In March 1957, exactly 60 years ago, "School Day" by Chuck Berry was released. It wasn't his first hit, but it was the first I remember clearly. I probably saw him lip synch it on American Bandstand, the Dick Clark program from Philadelphia on TV every school day afternoon. Or maybe I saw him on the local version on Saturdays, hosted by Pittsburgh DJ Clark Race. Or probably both.
The tune eventually led off an EP --an Extended Play 45 rpm record--of six songs featured on American Bandstand, and so it was the first Chuck Berry song I owned, and listened to over and over.
The song mixed familiar elements of my world with a kind of (for me) teenage dream world. It's about a school day, starting off: Up in the mornin' and out to school/ The teacher is teachin' the Golden Rule...
Although my teachers were teaching more rules than that at the Cathedral School. My Catholic parish was still catching up to our Baby Boom numbers, and so my class from St. Paul's was moved for 6th and 7th grade up to the much larger Cathedral School on Main Street, across from Greensburg High School. It was my first experience with lots of kids (by 7th grade, some of our classes had 60 students, and were complete chaos) and with big school features like a cafeteria.
And Chuck Berry even sang about that: Ring, ring goes the bell/The cook in the lunch room's ready to sell/You're lucky if you can find a seat/You're fortunate if you have time to eat...
The song was basically about school as a pressure cooker (Back in the classroom, open your books/Keep up, the teacher don't know how mean she looks)
Then suddenly there's release: Soon as three o'clock rolls around//You finally lay your burden down/Close up your books, get out of your seat//Down the halls and into the street
And that's where any similarity to my experience ended, and the teenage fantasy world began: Up to the corner and 'round the bend/ Right to the juke joint, you go in..
There were no juke joints, or malt shops, or any of the teenage fantasy places we saw on Ozzie and Harriet and other TV shows. Sure, there were places with juke boxes. But there was never any place around where kids would dance in the afternoon: The best we could do is go home and watch other kids dance on American Bandstand. All day long you been wantin' to dance,/Feeling the music from head to toe/ Round and round and round we go...

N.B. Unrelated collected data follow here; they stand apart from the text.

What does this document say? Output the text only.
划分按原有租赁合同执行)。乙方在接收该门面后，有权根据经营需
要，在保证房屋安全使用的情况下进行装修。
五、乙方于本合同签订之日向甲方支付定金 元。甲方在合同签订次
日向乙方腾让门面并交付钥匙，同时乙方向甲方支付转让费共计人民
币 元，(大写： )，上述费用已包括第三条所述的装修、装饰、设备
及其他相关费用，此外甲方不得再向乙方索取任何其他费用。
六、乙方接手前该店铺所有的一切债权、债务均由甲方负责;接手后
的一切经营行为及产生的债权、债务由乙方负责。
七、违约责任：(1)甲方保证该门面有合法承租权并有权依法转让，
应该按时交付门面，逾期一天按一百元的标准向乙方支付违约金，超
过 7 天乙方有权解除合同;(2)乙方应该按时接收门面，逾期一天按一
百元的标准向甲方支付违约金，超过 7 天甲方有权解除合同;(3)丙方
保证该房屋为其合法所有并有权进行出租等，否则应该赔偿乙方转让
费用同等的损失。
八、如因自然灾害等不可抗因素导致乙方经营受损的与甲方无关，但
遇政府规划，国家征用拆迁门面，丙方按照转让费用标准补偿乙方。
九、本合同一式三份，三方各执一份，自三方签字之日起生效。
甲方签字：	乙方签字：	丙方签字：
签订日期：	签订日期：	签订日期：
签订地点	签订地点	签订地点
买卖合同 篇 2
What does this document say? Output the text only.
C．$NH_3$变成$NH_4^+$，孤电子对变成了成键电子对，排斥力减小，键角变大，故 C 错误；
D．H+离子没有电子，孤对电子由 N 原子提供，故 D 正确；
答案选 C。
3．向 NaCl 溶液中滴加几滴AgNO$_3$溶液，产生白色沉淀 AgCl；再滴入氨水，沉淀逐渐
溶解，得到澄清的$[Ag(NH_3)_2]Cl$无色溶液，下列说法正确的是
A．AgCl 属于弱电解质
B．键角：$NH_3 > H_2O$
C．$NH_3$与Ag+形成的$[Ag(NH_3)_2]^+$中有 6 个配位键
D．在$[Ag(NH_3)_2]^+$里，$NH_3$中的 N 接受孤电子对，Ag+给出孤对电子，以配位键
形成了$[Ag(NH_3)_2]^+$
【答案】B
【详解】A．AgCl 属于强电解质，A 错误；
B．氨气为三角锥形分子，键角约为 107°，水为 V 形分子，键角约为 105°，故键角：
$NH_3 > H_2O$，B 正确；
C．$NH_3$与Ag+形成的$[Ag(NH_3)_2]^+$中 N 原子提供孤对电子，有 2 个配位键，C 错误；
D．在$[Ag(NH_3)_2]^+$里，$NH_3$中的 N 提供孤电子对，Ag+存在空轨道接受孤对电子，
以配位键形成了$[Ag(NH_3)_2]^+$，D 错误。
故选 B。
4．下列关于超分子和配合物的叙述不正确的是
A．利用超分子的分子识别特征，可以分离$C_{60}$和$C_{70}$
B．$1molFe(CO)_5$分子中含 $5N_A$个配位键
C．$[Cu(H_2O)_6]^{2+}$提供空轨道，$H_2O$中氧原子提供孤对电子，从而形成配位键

Not that any of us could dance, or could overcome the self-consciousness of being shorter than the girls (who somehow during the summer between 6th and 7th grades, all grew breasts), and with our voices changing and pimples sprouting. So losing inhibitions and joyously dancing at the juke joint was as much a fantasy world as the world of romance.
Still, I could feel the music, feel that it was particularly mine, and so rejoin Chuck Berry's ecstatic words to end the song: Hail, hail rock and roll/ /Deliver me from the days of old/Long live rock and roll /The beat of the drums, loud and bold/ Rock, rock, rock and roll/The feelin' is there, body and soul.
That was Chuck Berry's subject: the music itself. From Roll Over, Beethoven to Johnny B. Goode and Rock & Roll Music.
Chuck Berry was a musical innovator in what he put together: rhythm and blues and country music principally, but he also knew how to construct a pop song. He said the guitar riff opening to "Johnny B. Goode" was inspired by the Glenn Miller Orchestra opening to "In The Mood." There were lots of black artists whose songs were hits mostly when recorded by whites. But Chuck Berry's songs couldn't be imitated. Only a decade later were there new versions by the Beatles and the Rolling Stones, among others.
He had seemingly several careers, popping up with a new hit or playing on TV with John Lennon, never looking or acting much older. I saw him live at an oldies show in the 70s, when he had his last and biggest hit, "My Ding-a-Ling," not among his best.
Chuck Berry had a strange life, suggested by just one fact: three days after he performed at the White House for President Jimmy Carter, he was locked in a federal pen for tax evasion. But he had a long life, too. He died on Saturday at the age of 90. May he rest in peace. His work lives on.